Robert F. Kennedy Jr. bodyslamned a man in a Twinkie costume. He called out Dunkin’. He went after Froot Loops. He is on a national road show promoting dietary guidelines and taking on seed oils and ultraprocessed food. Two thirds of Americans of both parties support him. The movement has a name — Make America Healthy Again — and it has genuine momentum.

It is also a distraction from the biggest fraud in American history.

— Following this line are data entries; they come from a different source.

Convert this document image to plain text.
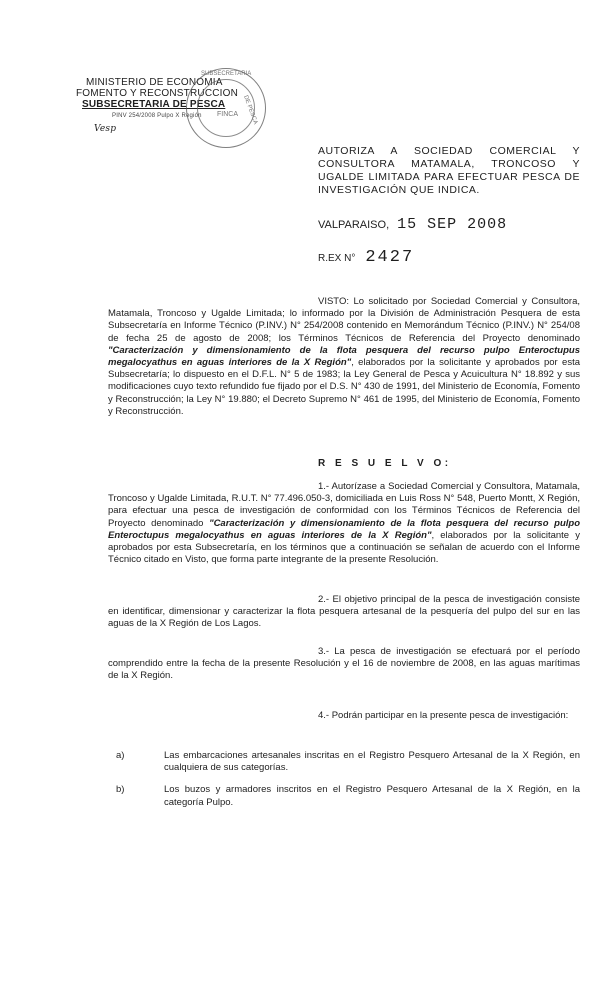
MINISTERIO DE ECONOMIA
FOMENTO Y RECONSTRUCCION
SUBSECRETARIA DE PESCA
PINV 254/2008 Pulpo X Región
Vesp
SUBSECRETARIA
DE PESCA
FINCA
AUTORIZA A SOCIEDAD COMERCIAL Y CONSULTORA MATAMALA, TRONCOSO Y UGALDE LIMITADA PARA EFECTUAR PESCA DE INVESTIGACIÓN QUE INDICA.
VALPARAISO, 15 SEP 2008
R.EX N° 2427
VISTO: Lo solicitado por Sociedad Comercial y Consultora, Matamala, Troncoso y Ugalde Limitada; lo informado por la División de Administración Pesquera de esta Subsecretaría en Informe Técnico (P.INV.) N° 254/2008 contenido en Memorándum Técnico (P.INV.) N° 254/08 de fecha 25 de agosto de 2008; los Términos Técnicos de Referencia del Proyecto denominado "Caracterización y dimensionamiento de la flota pesquera del recurso pulpo Enteroctupus megalocyathus en aguas interiores de la X Región", elaborados por la solicitante y aprobados por esta Subsecretaría; lo dispuesto en el D.F.L. N° 5 de 1983; la Ley General de Pesca y Acuicultura N° 18.892 y sus modificaciones cuyo texto refundido fue fijado por el D.S. N° 430 de 1991, del Ministerio de Economía, Fomento y Reconstrucción; la Ley N° 19.880; el Decreto Supremo N° 461 de 1995, del Ministerio de Economía, Fomento y Reconstrucción.
R E S U E L V O:
1.- Autorízase a Sociedad Comercial y Consultora, Matamala, Troncoso y Ugalde Limitada, R.U.T. N° 77.496.050-3, domiciliada en Luis Ross N° 548, Puerto Montt, X Región, para efectuar una pesca de investigación de conformidad con los Términos Técnicos de Referencia del Proyecto denominado "Caracterización y dimensionamiento de la flota pesquera del recurso pulpo Enteroctupus megalocyathus en aguas interiores de la X Región", elaborados por la solicitante y aprobados por esta Subsecretaría, en los términos que a continuación se señalan de acuerdo con el Informe Técnico citado en Visto, que forma parte integrante de la presente Resolución.
2.- El objetivo principal de la pesca de investigación consiste en identificar, dimensionar y caracterizar la flota pesquera artesanal de la pesquería del pulpo del sur en las aguas de la X Región de Los Lagos.
3.- La pesca de investigación se efectuará por el período comprendido entre la fecha de la presente Resolución y el 16 de noviembre de 2008, en las aguas marítimas de la X Región.
4.- Podrán participar en la presente pesca de investigación:
a)	Las embarcaciones artesanales inscritas en el Registro Pesquero Artesanal de la X Región, en cualquiera de sus categorías.
b)	Los buzos y armadores inscritos en el Registro Pesquero Artesanal de la X Región, en la categoría Pulpo.
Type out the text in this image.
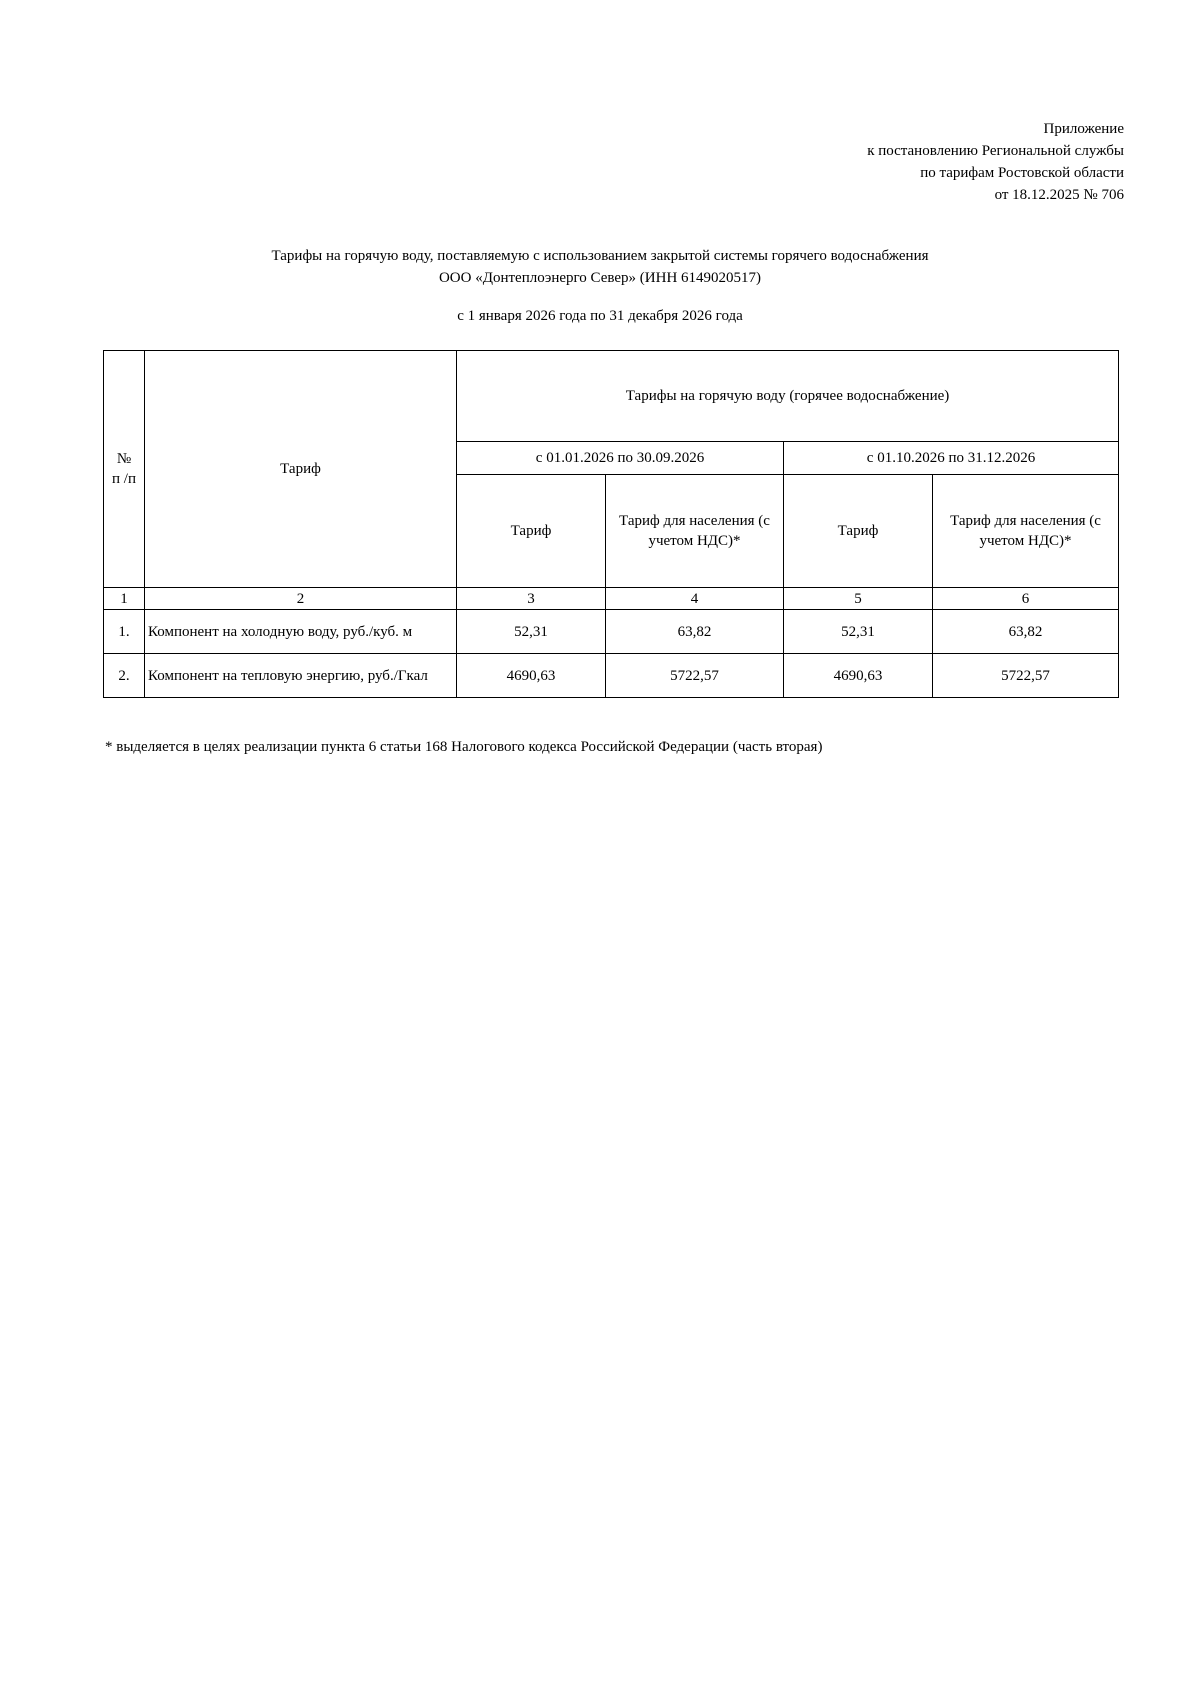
Приложение
к постановлению Региональной службы
по тарифам Ростовской области
от 18.12.2025 № 706
Тарифы на горячую воду, поставляемую с использованием закрытой системы горячего водоснабжения
ООО «Донтеплоэнерго Север» (ИНН 6149020517)
с 1 января 2026 года по 31 декабря 2026 года
№
п /п	Тариф	Тарифы на горячую воду (горячее водоснабжение)			
		с 01.01.2026 по 30.09.2026		с 01.10.2026 по 31.12.2026	
		Тариф	Тариф для населения (с учетом НДС)*	Тариф	Тариф для населения (с учетом НДС)*
1	2	3	4	5	6
1.	Компонент на холодную воду, руб./куб. м	52,31	63,82	52,31	63,82
2.	Компонент на тепловую энергию, руб./Гкал	4690,63	5722,57	4690,63	5722,57
* выделяется в целях реализации пункта 6 статьи 168 Налогового кодекса Российской Федерации (часть вторая)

The insurance industry is blocking Medicare for All — a system that would save $2 trillion over ten years, eliminate medical bankruptcy, cover every American, and save 68,000 lives a year. It is being strangled in its crib by the same industry committing the fraud it was hired to prevent. The insurance industry is not fighting Medicare for All because it is bad policy. It is fighting it because it is the end of their business. Every year of delay is worth more than any lobbying spend. Every blocked vote is worth more than any campaign contribution. The fraud is not just in the billing codes. The fraud is in the Congress that takes the money and calls it governance.

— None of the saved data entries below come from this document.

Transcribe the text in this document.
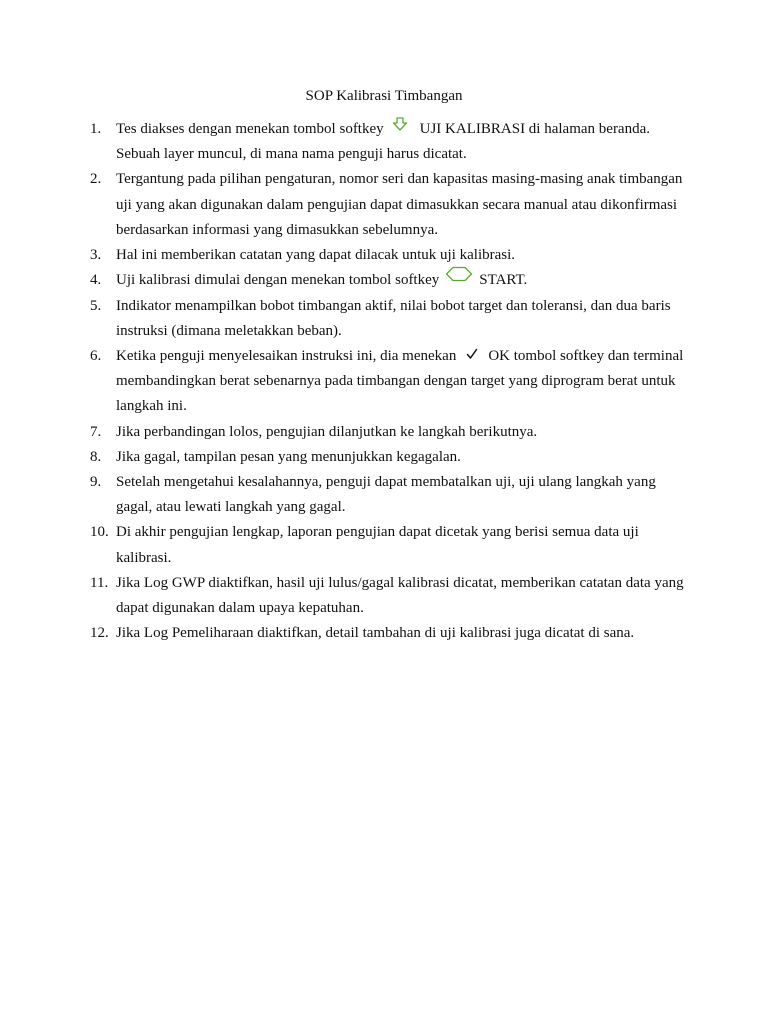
SOP Kalibrasi Timbangan
1. Tes diakses dengan menekan tombol softkey UJI KALIBRASI di halaman beranda. Sebuah layer muncul, di mana nama penguji harus dicatat.
2. Tergantung pada pilihan pengaturan, nomor seri dan kapasitas masing-masing anak timbangan uji yang akan digunakan dalam pengujian dapat dimasukkan secara manual atau dikonfirmasi berdasarkan informasi yang dimasukkan sebelumnya.
3. Hal ini memberikan catatan yang dapat dilacak untuk uji kalibrasi.
4. Uji kalibrasi dimulai dengan menekan tombol softkey	START.
5. Indikator menampilkan bobot timbangan aktif, nilai bobot target dan toleransi, dan dua baris instruksi (dimana meletakkan beban).
6. Ketika penguji menyelesaikan instruksi ini, dia menekan OK tombol softkey dan terminal membandingkan berat sebenarnya pada timbangan dengan target yang diprogram berat untuk langkah ini.
7. Jika perbandingan lolos, pengujian dilanjutkan ke langkah berikutnya.
8. Jika gagal, tampilan pesan yang menunjukkan kegagalan.
9. Setelah mengetahui kesalahannya, penguji dapat membatalkan uji, uji ulang langkah yang gagal, atau lewati langkah yang gagal.
10. Di akhir pengujian lengkap, laporan pengujian dapat dicetak yang berisi semua data uji kalibrasi.
11. Jika Log GWP diaktifkan, hasil uji lulus/gagal kalibrasi dicatat, memberikan catatan data yang dapat digunakan dalam upaya kepatuhan.
12. Jika Log Pemeliharaan diaktifkan, detail tambahan di uji kalibrasi juga dicatat di sana.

While RFK Jr. is wrestling a Twinkie that same industry is committing the largest ongoing financial theft from the American taxpayer on record. The government’s own nonpartisan accountant — the Medicare Payment Advisory Commission — found that Medicare Advantage insurers overbilled Medicare by $84 billion in a single year. The response from the Trump administration was to increase Medicare Advantage payment rates by $13 billion more. The government will send more than $13 billion in additional payments to Medicare Advantage plans in 2027 — versus the $700 million raise that regulators initially planned. Insurer stocks surged. UnitedHealth jumped 9%. Humana surged 12%.

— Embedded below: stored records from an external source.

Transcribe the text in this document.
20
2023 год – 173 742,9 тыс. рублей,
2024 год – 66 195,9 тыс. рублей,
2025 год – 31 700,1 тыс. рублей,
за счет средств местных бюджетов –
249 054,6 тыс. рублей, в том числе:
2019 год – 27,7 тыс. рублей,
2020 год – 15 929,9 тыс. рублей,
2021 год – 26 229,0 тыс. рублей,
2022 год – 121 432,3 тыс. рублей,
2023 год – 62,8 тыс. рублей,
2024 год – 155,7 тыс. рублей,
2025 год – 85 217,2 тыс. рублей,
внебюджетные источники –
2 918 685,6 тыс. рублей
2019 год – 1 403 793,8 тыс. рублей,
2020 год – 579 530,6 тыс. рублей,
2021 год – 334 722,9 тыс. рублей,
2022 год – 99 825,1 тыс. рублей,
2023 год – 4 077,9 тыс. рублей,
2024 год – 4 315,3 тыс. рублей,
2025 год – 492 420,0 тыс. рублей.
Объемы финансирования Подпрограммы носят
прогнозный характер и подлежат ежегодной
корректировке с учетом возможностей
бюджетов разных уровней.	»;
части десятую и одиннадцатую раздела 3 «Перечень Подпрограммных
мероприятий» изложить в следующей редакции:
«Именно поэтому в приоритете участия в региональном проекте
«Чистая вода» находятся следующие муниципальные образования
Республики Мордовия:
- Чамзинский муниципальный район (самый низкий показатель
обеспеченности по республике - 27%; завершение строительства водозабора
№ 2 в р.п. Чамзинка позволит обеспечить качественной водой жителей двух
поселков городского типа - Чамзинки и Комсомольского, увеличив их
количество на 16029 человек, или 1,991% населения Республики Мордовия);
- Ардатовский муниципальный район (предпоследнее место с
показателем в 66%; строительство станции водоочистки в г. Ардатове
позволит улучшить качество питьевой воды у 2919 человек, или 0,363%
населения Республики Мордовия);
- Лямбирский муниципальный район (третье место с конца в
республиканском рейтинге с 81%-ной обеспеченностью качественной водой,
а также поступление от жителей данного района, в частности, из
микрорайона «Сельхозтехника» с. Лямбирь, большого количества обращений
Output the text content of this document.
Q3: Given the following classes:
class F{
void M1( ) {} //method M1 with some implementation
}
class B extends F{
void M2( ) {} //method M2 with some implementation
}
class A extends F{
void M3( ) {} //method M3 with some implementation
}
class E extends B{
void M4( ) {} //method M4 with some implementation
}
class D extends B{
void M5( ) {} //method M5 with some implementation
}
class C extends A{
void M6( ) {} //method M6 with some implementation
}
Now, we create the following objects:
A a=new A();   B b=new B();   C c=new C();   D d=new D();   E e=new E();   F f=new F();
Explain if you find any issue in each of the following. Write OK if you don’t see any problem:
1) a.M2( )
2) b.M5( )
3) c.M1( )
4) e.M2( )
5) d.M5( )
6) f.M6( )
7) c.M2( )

Here is why the food industry got regulated and the insurance industry got a raise. The food industry spent $6.93 million lobbying Washington last year. The insurance industry spent $130 million. A review of lobbying letters shows the largest Medicare Advantage insurers specifically pressured the Trump administration not to move forward with its risk adjustment proposal — and the final regulation was almost exactly what the plans wanted. The regulation follows the lobbying spend in reverse. The less you pay the more you get regulated. The more you pay the more you get rewarded.

The politicians overseeing this arrangement are not confused about what is happening. Mehmet Oz — the television doctor Trump appointed to run the agency overseeing Medicare Advantage — disclosed during his 2022 Senate campaign hundreds of thousands of dollars in personal investments in UnitedHealth Group and CVS Health. He now regulates them. He announced the $13 billion rate increase as a patient-first decision. The patients are paying higher premiums to fund it. The investors collected 9% overnight.

MAHA will fix your lunch. It will not fix the industry that denied your cancer treatment, reversed 81.7% of its denials on appeal, and billed the government $84 billion extra in a single year while your Medicare premiums went up to cover the difference. The Twinkie got bodyslamned. The insurance industry got a $13 billion raise. The distraction is working. The crime continues.